All in all, AI’s scientific reasoning will undoubtedly be profound in the near future, especially considering that o1 Pro already appears capable of being useful or even making novel discoveries in biomedicine and math1,2,3,4.

Hypothesis Generation

When you give a being with strong intelligence and reasoning capabilities access to scientific literature and data, they may just be able to come up with interesting hypotheses to test. While the work in autonomous hypothesis generation is inconclusive with contradictory statements abound, early studies suggest that latest models are already sufficiently capable and certainly with everything described above, will be soon.

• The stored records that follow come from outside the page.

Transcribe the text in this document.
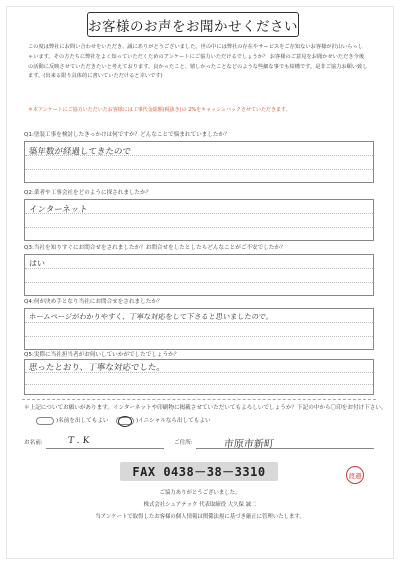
お客様のお声をお聞かせください
この度は弊社にお問い合わせをいただき、誠にありがとうございました。世の中には弊社の存在やサービスをご存知ないお客様が沢山いらっしゃいます。その方たちに弊社をよく知っていただくためのアンケートにご協力いただけるでしょうか？ お客様のご意見をお聞かせいただき今後の活動に反映させていただきたいと考えております。良かったこと、嬉しかったことなどのような些細な事でも結構です。是非ご協力お願い致します。(出来る限り具体的に書いていただけると幸いです)
＊本アンケートにご協力いただいたお客様には工事代金総額(税抜き)の 2%をキャッシュバックさせていただきます。
Q1:塗装工事を検討したきっかけは何ですか？どんなことで悩まれていましたか？
築年数が経過してきたので
Q2:業者や工事会社をどのように探されましたか？
インターネット
Q3:当社を知りすぐにお問合せをされましたか？お問合せをしたとしたらどんなことがご不安でしたか？
はい
Q4:何が決め手となり当社にお問合せをされましたか？
ホームページがわかりやすく、丁寧な対応をして下さると思いましたので。
Q5:実際に当社担当者がお伺いしていかがでしたでしょうか？
思ったとおり、丁寧な対応でした。
＊上記についてお願いがあります。インターネットや印刷物に掲載させていただいてもよろしいでしょうか？下記の中から〇印をお付け下さい。
)名前を出してもよい	)イニシャルなら出してもよい
お名前:	T . K	ご住所:	市原市新町
FAX 0438－38－3310	渡邉
ご協力ありがとうございました。
株式会社シェアテック 代表取締役 大久保 誠二
当アンケートで取得したお客様の個人情報は関係法規に基づき厳正に管理いたします。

One simple problem is how quickly the goal posts move – GPT4o, o1, o1 Pro, and o3 came out in May, Sep, Dec respectively. Given how much these improve in STEM fields and reasoning, any paper before 2024 is largely irrelevant and there hasn’t even been time to study o1 Pro, though an anecdotal demo from an immunology professor suggests a serious inflection point for hypothesis generaiton.

Another issue with current studies is that rigorously evaluating a research idea’s novelty and usefulness is extremely difficult. The only way is controlled and blinded reviews from domain experts at large scales, but that’s very expensive, arduous, and unscalable.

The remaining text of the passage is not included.